Australia's 26 million people declare war on its 24 million feral pigs.
The winner and some other nice photos from Nikon's photomicrography competition. See all the past winners here.
Polish authorities confiscate a long-rumored hoard of medieval jewelry dug up by looters, put it on display.
Drought along the Amazon reveals faces carved in stone.
Ben Pentreath explores the neoclassical wonders of Petworth House, with extra stops at the Weald & Downland Open Air Museum and the Queen's House at Greenwich.
Where did the thousands of human remains in the American Museum of Natural History come from, and how did they get to the museum?
Kevin Drum wonders why the authors of a major study showing that family income has a major effect on student test scores didn't at least consider the possibility that heredity is one of the causes.
Nobody cares about inequality during the summer.

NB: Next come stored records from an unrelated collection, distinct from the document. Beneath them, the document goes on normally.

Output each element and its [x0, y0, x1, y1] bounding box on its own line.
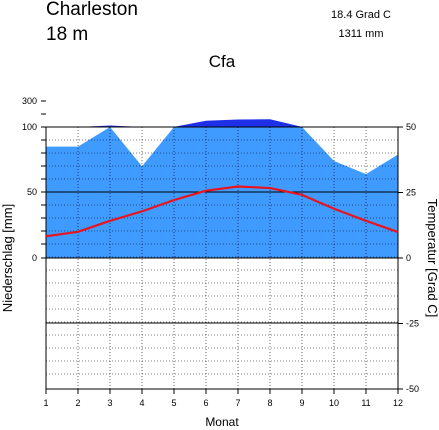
x-tick-label: 5: [171, 398, 176, 408]
x-tick-label: 7: [235, 398, 240, 408]
right-tick-label: 0: [406, 253, 411, 263]
y-axis-label-right: Temperatur [Grad C]: [425, 199, 439, 318]
left-tick-label: 300: [22, 96, 37, 106]
left-tick-label: 50: [27, 187, 37, 197]
station-elevation: 18 m: [46, 24, 88, 45]
x-tick-label: 9: [299, 398, 304, 408]
left-tick-label: 100: [22, 122, 37, 132]
right-tick-label: 25: [406, 188, 416, 198]
annual-precipitation: 1311 mm: [338, 28, 383, 40]
x-axis-label: Monat: [205, 415, 239, 429]
mean-temperature: 18.4 Grad C: [331, 9, 391, 21]
precipitation-excess-area: [46, 119, 398, 127]
x-tick-label: 11: [361, 398, 370, 408]
left-tick-label: 0: [32, 253, 37, 263]
x-tick-label: 2: [75, 398, 80, 408]
x-tick-label: 4: [139, 398, 144, 408]
climate-class: Cfa: [209, 52, 236, 71]
y-axis-label-left: Niederschlag [mm]: [0, 204, 15, 312]
right-tick-label: -25: [406, 319, 419, 329]
x-tick-label: 1: [43, 398, 48, 408]
temperature-line: [45, 185, 399, 238]
station-name: Charleston: [46, 0, 138, 20]
x-tick-label: 6: [203, 398, 208, 408]
x-tick-label: 8: [267, 398, 272, 408]
right-tick-label: 50: [406, 122, 416, 132]
right-tick-label: -50: [406, 384, 419, 394]
x-tick-label: 10: [329, 398, 339, 408]
x-tick-label: 12: [393, 398, 403, 408]
x-tick-label: 3: [107, 398, 112, 408]
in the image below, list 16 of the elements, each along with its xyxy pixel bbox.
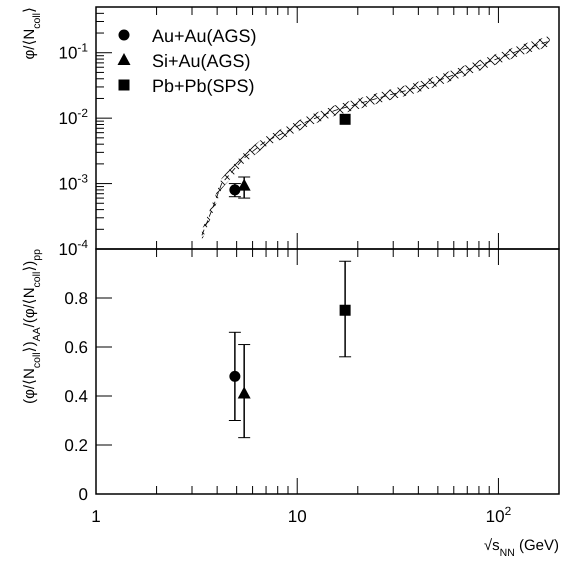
legend-label: Si+Au(AGS) xyxy=(152,51,251,71)
legend-label: Pb+Pb(SPS) xyxy=(152,76,255,96)
x-axis-title: √s$_{NN}$ (GeV) xyxy=(484,537,559,559)
y-tick-label: 0.4 xyxy=(64,387,88,406)
x-tick-label: 1 xyxy=(91,507,101,526)
y-tick-label: 0.6 xyxy=(64,338,88,357)
x-tick-label: 10 xyxy=(288,507,307,526)
y-tick-label: 10$^{-3}$ xyxy=(58,172,88,194)
y-tick-label: 0.2 xyxy=(64,436,88,455)
x-tick-label: 10$^{2}$ xyxy=(486,504,512,526)
y-tick-label: 0.8 xyxy=(64,289,88,308)
y-tick-label: 10$^{-4}$ xyxy=(58,237,88,259)
legend-label: Au+Au(AGS) xyxy=(152,26,257,46)
y-tick-label: 0 xyxy=(78,485,88,504)
y-tick-label: 10$^{-1}$ xyxy=(58,40,88,63)
y-tick-label: 10$^{-2}$ xyxy=(58,106,88,128)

Space junk burning up in the atmosphere "could change our planet's atmosphere in ways we still don't fully understand."
The mysterious orcas supposed to have hunted alongside humans in a mutually beneficial relationship.

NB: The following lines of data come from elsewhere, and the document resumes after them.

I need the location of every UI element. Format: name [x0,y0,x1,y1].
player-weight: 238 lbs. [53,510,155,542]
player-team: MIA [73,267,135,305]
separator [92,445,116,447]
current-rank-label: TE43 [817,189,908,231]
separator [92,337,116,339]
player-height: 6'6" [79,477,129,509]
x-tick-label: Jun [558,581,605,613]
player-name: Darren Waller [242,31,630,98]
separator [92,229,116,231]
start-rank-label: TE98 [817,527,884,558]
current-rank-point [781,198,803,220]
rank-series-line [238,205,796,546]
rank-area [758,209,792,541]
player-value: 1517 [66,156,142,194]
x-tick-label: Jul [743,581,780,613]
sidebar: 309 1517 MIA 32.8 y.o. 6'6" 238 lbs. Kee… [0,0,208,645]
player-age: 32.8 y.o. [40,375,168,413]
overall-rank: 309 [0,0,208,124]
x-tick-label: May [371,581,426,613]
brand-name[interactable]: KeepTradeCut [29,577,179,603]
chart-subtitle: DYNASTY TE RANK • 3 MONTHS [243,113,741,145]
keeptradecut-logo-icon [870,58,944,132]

Neolithic passage grave with 14 skeletons found in Orkney.
Forty-one states sue Meta because Facebook and Instagram are too popular with teens. Or at least that seems like the complaint to me. The attroney generals claim proof that social media is causing the decline in youth mental health but there is no such proof. That somebody else (parents?) ought to be involved seems to have been tossed aside. (Kevin Drum, Reuters, NPR)

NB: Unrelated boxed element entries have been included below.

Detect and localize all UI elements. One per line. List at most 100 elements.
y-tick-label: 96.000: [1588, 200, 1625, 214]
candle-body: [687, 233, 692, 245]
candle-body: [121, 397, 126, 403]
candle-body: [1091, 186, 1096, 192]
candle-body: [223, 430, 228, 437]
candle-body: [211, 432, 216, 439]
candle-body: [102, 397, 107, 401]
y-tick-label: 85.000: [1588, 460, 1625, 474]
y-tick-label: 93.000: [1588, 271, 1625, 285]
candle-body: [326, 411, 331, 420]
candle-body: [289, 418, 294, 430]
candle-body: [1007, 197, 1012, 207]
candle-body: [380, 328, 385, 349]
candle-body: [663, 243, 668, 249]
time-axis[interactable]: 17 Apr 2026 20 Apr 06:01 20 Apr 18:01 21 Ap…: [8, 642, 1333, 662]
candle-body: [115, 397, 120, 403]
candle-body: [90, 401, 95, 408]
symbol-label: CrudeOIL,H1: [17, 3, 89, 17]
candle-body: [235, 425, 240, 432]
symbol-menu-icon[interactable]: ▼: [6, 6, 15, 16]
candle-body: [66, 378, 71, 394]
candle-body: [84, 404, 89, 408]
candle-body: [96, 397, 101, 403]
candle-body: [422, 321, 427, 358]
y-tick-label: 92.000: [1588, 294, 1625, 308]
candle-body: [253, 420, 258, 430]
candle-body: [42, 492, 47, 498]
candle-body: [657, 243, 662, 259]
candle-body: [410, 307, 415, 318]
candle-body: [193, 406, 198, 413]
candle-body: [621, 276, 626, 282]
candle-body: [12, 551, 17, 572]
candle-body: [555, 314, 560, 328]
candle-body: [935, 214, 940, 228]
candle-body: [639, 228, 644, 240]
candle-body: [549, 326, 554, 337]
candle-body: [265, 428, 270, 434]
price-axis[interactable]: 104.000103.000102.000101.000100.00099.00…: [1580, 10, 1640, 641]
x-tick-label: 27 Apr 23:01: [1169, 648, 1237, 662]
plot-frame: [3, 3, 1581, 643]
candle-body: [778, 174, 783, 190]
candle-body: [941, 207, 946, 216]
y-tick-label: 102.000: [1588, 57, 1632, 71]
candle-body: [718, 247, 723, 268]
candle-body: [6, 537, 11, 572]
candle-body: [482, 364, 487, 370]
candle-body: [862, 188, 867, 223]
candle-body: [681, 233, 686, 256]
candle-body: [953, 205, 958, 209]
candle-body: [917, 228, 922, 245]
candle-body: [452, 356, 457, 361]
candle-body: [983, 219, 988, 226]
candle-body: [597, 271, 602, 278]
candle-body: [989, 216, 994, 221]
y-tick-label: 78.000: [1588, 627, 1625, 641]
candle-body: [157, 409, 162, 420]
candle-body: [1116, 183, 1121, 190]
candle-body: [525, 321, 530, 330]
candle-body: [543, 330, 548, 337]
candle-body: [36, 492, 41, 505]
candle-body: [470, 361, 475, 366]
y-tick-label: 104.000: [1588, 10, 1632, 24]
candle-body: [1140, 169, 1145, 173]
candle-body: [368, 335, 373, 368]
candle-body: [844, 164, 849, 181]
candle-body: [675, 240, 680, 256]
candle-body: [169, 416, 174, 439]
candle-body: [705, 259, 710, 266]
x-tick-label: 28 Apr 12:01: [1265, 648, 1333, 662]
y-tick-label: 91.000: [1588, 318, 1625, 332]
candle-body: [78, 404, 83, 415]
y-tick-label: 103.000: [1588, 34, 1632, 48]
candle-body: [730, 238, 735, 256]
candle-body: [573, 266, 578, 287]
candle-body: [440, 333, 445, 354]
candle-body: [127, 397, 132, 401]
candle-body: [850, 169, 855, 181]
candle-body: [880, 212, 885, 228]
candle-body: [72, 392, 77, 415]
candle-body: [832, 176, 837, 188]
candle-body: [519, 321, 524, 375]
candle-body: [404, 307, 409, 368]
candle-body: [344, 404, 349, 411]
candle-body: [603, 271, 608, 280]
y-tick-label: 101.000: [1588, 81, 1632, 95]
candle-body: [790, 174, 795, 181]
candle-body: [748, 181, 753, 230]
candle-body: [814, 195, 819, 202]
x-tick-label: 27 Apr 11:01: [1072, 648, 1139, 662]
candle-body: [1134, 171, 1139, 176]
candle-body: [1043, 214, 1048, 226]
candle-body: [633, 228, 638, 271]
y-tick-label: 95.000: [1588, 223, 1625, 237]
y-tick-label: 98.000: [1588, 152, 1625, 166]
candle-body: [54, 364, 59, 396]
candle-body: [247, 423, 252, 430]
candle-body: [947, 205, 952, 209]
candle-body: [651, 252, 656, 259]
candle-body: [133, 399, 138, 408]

UAW gets tentative agreement with Ford that includes 25% pay rise, 11% immediately. Still has to be put to the members for a vote. (Vox, Reuters) Notice that all the wild stuff the union mooted early on, like a 32-hour workweek, got dropped in the negotiations.
The surfboard-stealing otter of Santa Cruz has a baby pup. Maybe that will limit her delinquency.
This week's bizarre headline: Ancient Voyager Probes Plead for Death, NASA Says "No".
The German Left Party, the descendant of East Germany's Communist Party, has split in two between one group that is more like a standard European left-wing party and a dissident faction that accuses the others of going "woke" and no longer really advocating for workers; the rebels want to end immigration and stop supporting Ukraine. (NY Times) As elsewhere in the world a divide between populist nativism and elite cosmopolitanism is messing up old left/right thinking.
The Age of War: Russian Duma approves 68% increase in military spending.
Ukraine Links
First-hand account of the first days of Russia's assault on Avdiivka, beginning on September 30.
Ukrainian journalist reviews the Russian attack on Avdiivka as of October 22, includes list of the units involved.
Claim from a Russian source that 73 Russian soldiers were killed in a single missile attack on a Russian barracks in Donetsk.
Ukrainian reserve officer Tatarigami and his team analyze satellite imagery from the Avdiivka front, identify 109 Russian armored vehicles lost between October 10 and 20. Most are IFVs but there are also quite a few tanks. They say estimates that 200 Russian vehicles have been destroyed in this offensive are believable but 109 is all they can document with certainty.
Dara Massicot on Russia's Avdiivka offensive, which he says implies that 1) Gerasimov is in complete control of the Russian campaign, with nobody around who has the status to push back against his bad offensive ideas; 2) Russia has a lot more men than some give them credit for, along with a rising supply of artillery ammunition.
On October 26, Ukrainian journalist Butasov says Russian attacks toward Avdiivka from the south have been stopped but from the north they have advanced a kilometer and the situation is worsening for Ukraine. Russian losses are high but the Russian command seems determined to ignore that and keep feeding in men.
And now a "mine-clearing drone," metal detector attached to a drone that can be flown over the battlefield to detect mines.
Repurposing missiles: just a note that in this war both sides are rejiggering missiles to use them for different purposes than they were built for. Both sides have turned SAMs into surface-to-surface missilies, the Russians having a lot of success with old S-300s and Ukraine some with even older S-200s. Meanwhile NATO and Ukraine, running low on SAMs, are turning NATO's vast supply of air to air missiles into SAMs. This is something I did not anticipate and changes the calculations of missile supply; Russian may be low on Iskandrs and Kinzhals but they have a ton of S-300s, and NATO has a ton of old Sidewinders.